Editorial ABC

El miedo a la amenaza nuclear

Putin ha elevado su apuesta contra el planeta tomando la central nuclear más grande de Europa, y eso abre con crudeza el debate sobre si la reacción de Occidente está siendo suficiente

Editorial ABC

La brutalidad de Vladímir Putin con Ucrania espanta al mundo entero y hace que el líder ruso sea destinatario del repudio general, salvo de quienes siguen viendo en su perfil la figura emergente del antiamericanismo del siglo XXI. En este contexto de críticas y acusaciones a Putin aparece con su habitual hipocresía una parte de la izquierda occidental, empeñada en justificar su forzado distanciamiento del criminal de guerra, porque ahora resulta que Putin es un fascista. Pues no. Putin no es un fascista. Es el crisol renovado de los peores vicios del comunismo soviético, con toques zaristas que cautivan a sectores minoritarios de la derecha. La aversión de Putin a la libertad individual y la democracia liberal activa su confrontación con Occidente y conecta con los nostálgicos de aquel contrapoder totalitario y estalinista que se alzó como un telón de acero en media Europa. Cuando Stalin pactó con Hitler para que el régimen nazi arrasara a sus anchas Europa occidental a nadie se le ocurrió llamar fascista o nazi al jerarca soviético, ni comunista al tirano de camisa parda.

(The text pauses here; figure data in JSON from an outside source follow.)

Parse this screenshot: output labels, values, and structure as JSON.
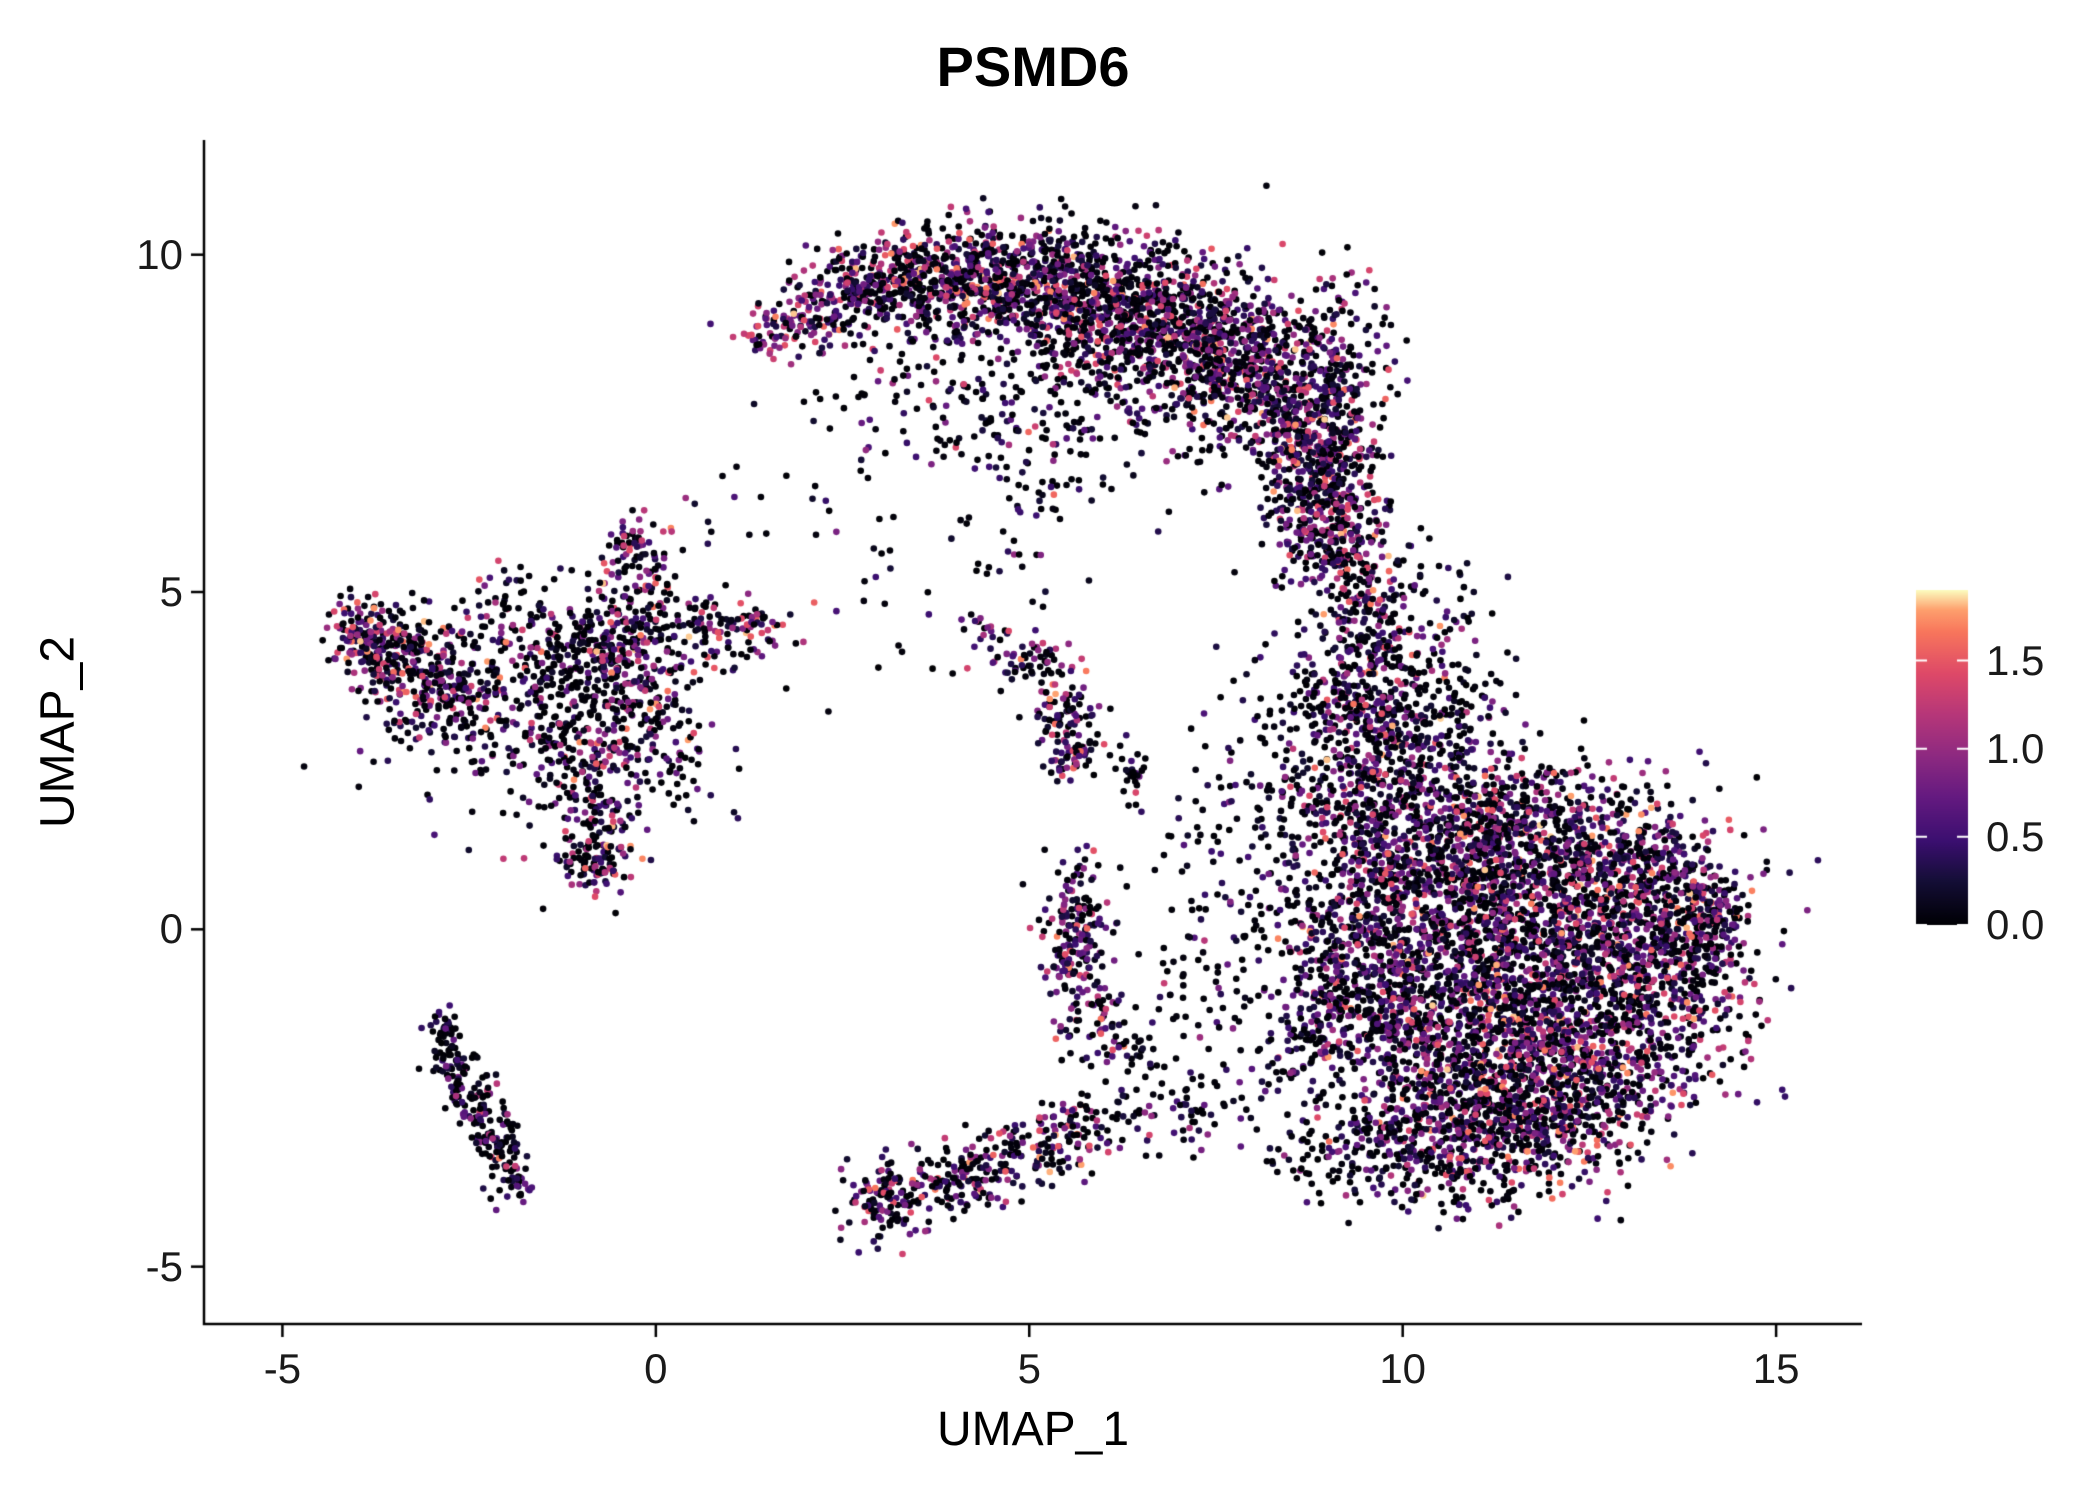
{
  "chart_data": {
    "type": "scatter",
    "title": "PSMD6",
    "xlabel": "UMAP_1",
    "ylabel": "UMAP_2",
    "xlim": [
      -6.05,
      16.15
    ],
    "ylim": [
      -5.85,
      11.7
    ],
    "grid": false,
    "x_ticks": [
      {
        "value": -5,
        "label": "-5"
      },
      {
        "value": 0,
        "label": "0"
      },
      {
        "value": 5,
        "label": "5"
      },
      {
        "value": 10,
        "label": "10"
      },
      {
        "value": 15,
        "label": "15"
      }
    ],
    "y_ticks": [
      {
        "value": 10,
        "label": "10"
      },
      {
        "value": 5,
        "label": "5"
      },
      {
        "value": 0,
        "label": "0"
      },
      {
        "value": -5,
        "label": "-5"
      }
    ],
    "legend": {
      "position": "right",
      "range": [
        0,
        1.9
      ],
      "ticks": [
        {
          "value": 1.5,
          "label": "1.5"
        },
        {
          "value": 1.0,
          "label": "1.0"
        },
        {
          "value": 0.5,
          "label": "0.5"
        },
        {
          "value": 0.0,
          "label": "0.0"
        }
      ]
    },
    "colormap": {
      "name": "magma",
      "stops": [
        [
          0.0,
          "#000004"
        ],
        [
          0.13,
          "#140e36"
        ],
        [
          0.25,
          "#3b0f70"
        ],
        [
          0.38,
          "#641a80"
        ],
        [
          0.5,
          "#8c2981"
        ],
        [
          0.63,
          "#b73779"
        ],
        [
          0.75,
          "#de4968"
        ],
        [
          0.875,
          "#f8765c"
        ],
        [
          0.94,
          "#fe9f6d"
        ],
        [
          1.0,
          "#fcfdbf"
        ]
      ]
    },
    "colors": {
      "axis": "#000000",
      "background": "#ffffff",
      "tick_text": "#1a1a1a",
      "colorbar_tick": "#ffffff"
    },
    "point_radius": 3.3,
    "seed": 42,
    "mixtures": {
      "default": [
        {
          "p": 0.4,
          "min": 0.0,
          "max": 0.06
        },
        {
          "p": 0.24,
          "min": 0.1,
          "max": 0.5
        },
        {
          "p": 0.2,
          "min": 0.5,
          "max": 1.0
        },
        {
          "p": 0.12,
          "min": 1.0,
          "max": 1.5
        },
        {
          "p": 0.04,
          "min": 1.5,
          "max": 1.85
        }
      ],
      "hot": [
        {
          "p": 0.18,
          "min": 0.0,
          "max": 0.06
        },
        {
          "p": 0.2,
          "min": 0.1,
          "max": 0.5
        },
        {
          "p": 0.3,
          "min": 0.5,
          "max": 1.0
        },
        {
          "p": 0.22,
          "min": 1.0,
          "max": 1.5
        },
        {
          "p": 0.1,
          "min": 1.5,
          "max": 1.85
        }
      ],
      "cold": [
        {
          "p": 0.62,
          "min": 0.0,
          "max": 0.06
        },
        {
          "p": 0.24,
          "min": 0.1,
          "max": 0.5
        },
        {
          "p": 0.1,
          "min": 0.5,
          "max": 1.0
        },
        {
          "p": 0.03,
          "min": 1.0,
          "max": 1.4
        },
        {
          "p": 0.01,
          "min": 1.4,
          "max": 1.7
        }
      ]
    },
    "clusters": [
      {
        "n": 70,
        "cx": 1.65,
        "cy": 8.85,
        "sx": 0.28,
        "sy": 0.22,
        "mix": "hot"
      },
      {
        "n": 150,
        "cx": 2.4,
        "cy": 9.3,
        "sx": 0.4,
        "sy": 0.3
      },
      {
        "n": 250,
        "cx": 3.2,
        "cy": 9.6,
        "sx": 0.45,
        "sy": 0.35
      },
      {
        "n": 340,
        "cx": 4.2,
        "cy": 9.7,
        "sx": 0.55,
        "sy": 0.4
      },
      {
        "n": 400,
        "cx": 5.2,
        "cy": 9.5,
        "sx": 0.6,
        "sy": 0.45
      },
      {
        "n": 450,
        "cx": 6.2,
        "cy": 9.15,
        "sx": 0.65,
        "sy": 0.55
      },
      {
        "n": 450,
        "cx": 7.2,
        "cy": 8.75,
        "sx": 0.65,
        "sy": 0.55
      },
      {
        "n": 350,
        "cx": 8.0,
        "cy": 8.3,
        "sx": 0.55,
        "sy": 0.55
      },
      {
        "n": 300,
        "cx": 8.7,
        "cy": 7.6,
        "sx": 0.45,
        "sy": 0.55
      },
      {
        "n": 80,
        "cx": 9.2,
        "cy": 8.8,
        "sx": 0.35,
        "sy": 0.5
      },
      {
        "n": 250,
        "cx": 9.0,
        "cy": 6.8,
        "sx": 0.4,
        "sy": 0.55
      },
      {
        "n": 180,
        "cx": 8.9,
        "cy": 6.0,
        "sx": 0.38,
        "sy": 0.45
      },
      {
        "n": 200,
        "cx": 6.3,
        "cy": 7.9,
        "sx": 1.2,
        "sy": 0.7,
        "mix": "cold"
      },
      {
        "n": 60,
        "cx": 3.6,
        "cy": 8.1,
        "sx": 0.5,
        "sy": 0.45,
        "mix": "cold"
      },
      {
        "n": 40,
        "cx": 4.4,
        "cy": 7.3,
        "sx": 0.4,
        "sy": 0.35,
        "mix": "cold"
      },
      {
        "n": 30,
        "cx": 5.1,
        "cy": 6.6,
        "sx": 0.4,
        "sy": 0.35,
        "mix": "cold"
      },
      {
        "n": 140,
        "cx": 9.35,
        "cy": 5.2,
        "sx": 0.33,
        "sy": 0.6
      },
      {
        "n": 140,
        "cx": 9.6,
        "cy": 4.2,
        "sx": 0.38,
        "sy": 0.55
      },
      {
        "n": 150,
        "cx": 9.5,
        "cy": 3.3,
        "sx": 0.45,
        "sy": 0.5
      },
      {
        "n": 90,
        "cx": 8.6,
        "cy": 3.0,
        "sx": 0.55,
        "sy": 0.7,
        "mix": "cold"
      },
      {
        "n": 70,
        "cx": 8.2,
        "cy": 1.8,
        "sx": 0.5,
        "sy": 0.6,
        "mix": "cold"
      },
      {
        "n": 70,
        "cx": 10.3,
        "cy": 4.6,
        "sx": 0.5,
        "sy": 0.55,
        "mix": "cold"
      },
      {
        "n": 900,
        "cx": 11.5,
        "cy": -0.5,
        "sx": 1.25,
        "sy": 1.05
      },
      {
        "n": 600,
        "cx": 12.5,
        "cy": 0.3,
        "sx": 0.95,
        "sy": 0.85
      },
      {
        "n": 500,
        "cx": 10.8,
        "cy": 0.8,
        "sx": 0.85,
        "sy": 0.85
      },
      {
        "n": 500,
        "cx": 12.8,
        "cy": -1.5,
        "sx": 0.85,
        "sy": 0.75
      },
      {
        "n": 500,
        "cx": 11.5,
        "cy": -2.2,
        "sx": 0.95,
        "sy": 0.65
      },
      {
        "n": 400,
        "cx": 10.3,
        "cy": -1.5,
        "sx": 0.75,
        "sy": 0.75
      },
      {
        "n": 250,
        "cx": 13.8,
        "cy": -0.2,
        "sx": 0.45,
        "sy": 0.65
      },
      {
        "n": 300,
        "cx": 10.5,
        "cy": 1.8,
        "sx": 0.75,
        "sy": 0.6
      },
      {
        "n": 250,
        "cx": 11.8,
        "cy": 1.5,
        "sx": 0.75,
        "sy": 0.5
      },
      {
        "n": 250,
        "cx": 9.7,
        "cy": 0.3,
        "sx": 0.55,
        "sy": 0.75
      },
      {
        "n": 180,
        "cx": 9.3,
        "cy": -0.8,
        "sx": 0.5,
        "sy": 0.6
      },
      {
        "n": 250,
        "cx": 10.3,
        "cy": -3.0,
        "sx": 0.75,
        "sy": 0.5
      },
      {
        "n": 200,
        "cx": 11.5,
        "cy": -3.2,
        "sx": 0.75,
        "sy": 0.4
      },
      {
        "n": 140,
        "cx": 9.4,
        "cy": 1.9,
        "sx": 0.45,
        "sy": 0.6
      },
      {
        "n": 110,
        "cx": 9.9,
        "cy": 2.9,
        "sx": 0.5,
        "sy": 0.45
      },
      {
        "n": 90,
        "cx": 10.7,
        "cy": 3.3,
        "sx": 0.5,
        "sy": 0.45,
        "mix": "cold"
      },
      {
        "n": 110,
        "cx": 8.8,
        "cy": -1.8,
        "sx": 0.5,
        "sy": 0.75,
        "mix": "cold"
      },
      {
        "n": 70,
        "cx": 8.6,
        "cy": 0.1,
        "sx": 0.4,
        "sy": 0.7,
        "mix": "cold"
      },
      {
        "n": 120,
        "cx": 12.6,
        "cy": -2.6,
        "sx": 0.7,
        "sy": 0.4
      },
      {
        "n": 150,
        "cx": 13.3,
        "cy": 0.9,
        "sx": 0.5,
        "sy": 0.55
      },
      {
        "n": 80,
        "cx": 14.1,
        "cy": 0.4,
        "sx": 0.3,
        "sy": 0.4
      },
      {
        "n": 60,
        "cx": 9.0,
        "cy": -3.4,
        "sx": 0.4,
        "sy": 0.35,
        "mix": "cold"
      },
      {
        "n": 40,
        "cx": 10.9,
        "cy": -3.9,
        "sx": 0.5,
        "sy": 0.25,
        "mix": "cold"
      },
      {
        "n": 200,
        "cx": -3.3,
        "cy": 3.9,
        "sx": 0.42,
        "sy": 0.42
      },
      {
        "n": 150,
        "cx": -2.7,
        "cy": 3.3,
        "sx": 0.38,
        "sy": 0.38
      },
      {
        "n": 80,
        "cx": -3.7,
        "cy": 4.3,
        "sx": 0.28,
        "sy": 0.25
      },
      {
        "n": 60,
        "cx": -4.0,
        "cy": 4.45,
        "sx": 0.2,
        "sy": 0.25,
        "mix": "hot"
      },
      {
        "n": 200,
        "cx": -1.05,
        "cy": 3.9,
        "sx": 0.45,
        "sy": 0.45,
        "mix": "cold"
      },
      {
        "n": 120,
        "cx": -0.4,
        "cy": 4.35,
        "sx": 0.38,
        "sy": 0.35
      },
      {
        "n": 120,
        "cx": -0.1,
        "cy": 3.3,
        "sx": 0.38,
        "sy": 0.45
      },
      {
        "n": 120,
        "cx": -1.0,
        "cy": 2.7,
        "sx": 0.45,
        "sy": 0.4
      },
      {
        "n": 100,
        "cx": -0.7,
        "cy": 1.6,
        "sx": 0.28,
        "sy": 0.45
      },
      {
        "n": 80,
        "cx": -0.85,
        "cy": 0.95,
        "sx": 0.26,
        "sy": 0.28
      },
      {
        "n": 80,
        "cx": 0.6,
        "cy": 4.4,
        "sx": 0.38,
        "sy": 0.3
      },
      {
        "n": 50,
        "cx": 1.25,
        "cy": 4.5,
        "sx": 0.3,
        "sy": 0.18
      },
      {
        "n": 60,
        "cx": -0.2,
        "cy": 5.3,
        "sx": 0.28,
        "sy": 0.35
      },
      {
        "n": 30,
        "cx": -0.3,
        "cy": 5.8,
        "sx": 0.18,
        "sy": 0.18
      },
      {
        "n": 150,
        "cx": -1.6,
        "cy": 3.3,
        "sx": 1.1,
        "sy": 0.95,
        "mix": "cold"
      },
      {
        "n": 60,
        "cx": -2.0,
        "cy": 4.6,
        "sx": 0.45,
        "sy": 0.35
      },
      {
        "n": 40,
        "cx": 0.3,
        "cy": 2.3,
        "sx": 0.4,
        "sy": 0.5,
        "mix": "cold"
      },
      {
        "n": 50,
        "cx": -2.85,
        "cy": -1.6,
        "sx": 0.12,
        "sy": 0.25,
        "mix": "cold"
      },
      {
        "n": 60,
        "cx": -2.6,
        "cy": -2.2,
        "sx": 0.14,
        "sy": 0.3,
        "mix": "cold"
      },
      {
        "n": 60,
        "cx": -2.3,
        "cy": -2.8,
        "sx": 0.14,
        "sy": 0.3,
        "mix": "cold"
      },
      {
        "n": 50,
        "cx": -2.05,
        "cy": -3.3,
        "sx": 0.12,
        "sy": 0.28,
        "mix": "cold"
      },
      {
        "n": 30,
        "cx": -1.85,
        "cy": -3.7,
        "sx": 0.1,
        "sy": 0.2,
        "mix": "cold"
      },
      {
        "n": 60,
        "cx": 5.0,
        "cy": 4.0,
        "sx": 0.26,
        "sy": 0.2
      },
      {
        "n": 12,
        "cx": 4.35,
        "cy": 4.6,
        "sx": 0.12,
        "sy": 0.1
      },
      {
        "n": 90,
        "cx": 5.5,
        "cy": 3.1,
        "sx": 0.24,
        "sy": 0.35
      },
      {
        "n": 40,
        "cx": 5.6,
        "cy": 2.5,
        "sx": 0.2,
        "sy": 0.2
      },
      {
        "n": 25,
        "cx": 6.4,
        "cy": 2.2,
        "sx": 0.15,
        "sy": 0.3,
        "mix": "cold"
      },
      {
        "n": 90,
        "cx": 3.0,
        "cy": -4.05,
        "sx": 0.26,
        "sy": 0.3
      },
      {
        "n": 80,
        "cx": 3.6,
        "cy": -3.85,
        "sx": 0.3,
        "sy": 0.25
      },
      {
        "n": 80,
        "cx": 4.3,
        "cy": -3.6,
        "sx": 0.33,
        "sy": 0.25
      },
      {
        "n": 70,
        "cx": 5.0,
        "cy": -3.3,
        "sx": 0.33,
        "sy": 0.25
      },
      {
        "n": 60,
        "cx": 5.6,
        "cy": -3.0,
        "sx": 0.3,
        "sy": 0.25
      },
      {
        "n": 50,
        "cx": 6.5,
        "cy": -2.8,
        "sx": 0.5,
        "sy": 0.3,
        "mix": "cold"
      },
      {
        "n": 40,
        "cx": 7.4,
        "cy": -2.6,
        "sx": 0.5,
        "sy": 0.3,
        "mix": "cold"
      },
      {
        "n": 100,
        "cx": 5.7,
        "cy": 0.3,
        "sx": 0.24,
        "sy": 0.42
      },
      {
        "n": 70,
        "cx": 5.6,
        "cy": -0.4,
        "sx": 0.2,
        "sy": 0.3
      },
      {
        "n": 60,
        "cx": 5.85,
        "cy": -1.2,
        "sx": 0.24,
        "sy": 0.35
      },
      {
        "n": 40,
        "cx": 6.3,
        "cy": -1.8,
        "sx": 0.3,
        "sy": 0.3,
        "mix": "cold"
      },
      {
        "n": 60,
        "cx": 7.6,
        "cy": 0.8,
        "sx": 0.65,
        "sy": 0.85,
        "mix": "cold"
      },
      {
        "n": 50,
        "cx": 7.3,
        "cy": -0.9,
        "sx": 0.55,
        "sy": 0.55,
        "mix": "cold"
      },
      {
        "n": 25,
        "cx": 3.0,
        "cy": 6.0,
        "sx": 0.8,
        "sy": 0.8,
        "mix": "cold"
      },
      {
        "n": 20,
        "cx": 4.6,
        "cy": 5.3,
        "sx": 0.5,
        "sy": 0.5,
        "mix": "cold"
      },
      {
        "n": 15,
        "cx": 2.2,
        "cy": 7.6,
        "sx": 0.5,
        "sy": 0.5,
        "mix": "cold"
      },
      {
        "n": 12,
        "cx": 1.0,
        "cy": 6.3,
        "sx": 0.4,
        "sy": 0.6,
        "mix": "cold"
      },
      {
        "n": 10,
        "cx": 3.3,
        "cy": 4.3,
        "sx": 0.6,
        "sy": 0.5,
        "mix": "cold"
      }
    ]
  }
}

Putin está educado esencialmente en los modelos del KGB, en el que militó con entusiasmo, y del comunismo soviético. Miente, amenaza, destruye y tiraniza, ahora también con una amenaza nuclear que debe poner al mundo definitivamente en guardia, y que abre con crudeza el debate de si la posición de Occidente, de Naciones Unidas, la OTAN o la UE son suficientes. Putin ha dado un paso más al hacerse con el control de la central nuclear más grande de Europa. Y quizá las sanciones que Europa le viene imponiendo ya no sean suficientes ni en fuerza ni en tiempo, y obligue a reenfocar toda la estrategia.

Esta amenaza nuclear es lo que practica aquel a quien parte de la izquierda sigue encubriendo con sus apelaciones a la diplomacia y al diálogo, o votando contra las declaraciones de condena de la invasión de Ucrania. El soberanismo populista y nacionalista de Putin no es nuevo, pero hoy lo representa una versión moderna de la vieja agresividad soviética, que ve en la libertad de sus vecinos -no en sus armas- una amenaza a su estabilidad interna y a su ansia de poder. No hay que dejarse engañar. Putin no es un fascista ni un dirigente de extrema derecha. Es un viejo comunista, lo que lejos de ser una contradicción resume la complejidad tanto del personaje como de su política exterior.

Pero la historia también muestra que muchos tiranos acaban mal, porque usan su poder contra su pueblo, como está haciendo Putin. Los rusos ya están generando un malestar progresivo y profundo, porque son ciudadanos de un Estado militarizado que ha postergado sus necesidades ante las prioridades expansionistas de su máximo líder. Es probable que Occidente pierda la batalla que no está dando en Ucrania, pero ganará la guerra del cambio en Rusia, siempre que se mantenga firme contra Moscú. Los oligarcas y multimillonarios que han tenido que esconder yates, aviones y fortunas pronto empezarán a echar de menos las comodidades generosas -excesivas en muchos casos- de los países europeos y se sumarán a las quejas de los desafortunados compatriotas que sufren el alza de los precios y el desplome del rublo. El mito del todopoderoso Ejército Rojo no aguanta las imágenes de unos soldados imberbes, lanzados a matar ucranianos y muriendo por una causa ilegítima y criminal. De esto también empiezan a tomar nota los ciudadanos rusos, que no olvidan lo que fue la ratonera de Afganistán. Y más aún, con el miedo que Putin impone en todo el planeta a una ofensiva nuclear en toda regla.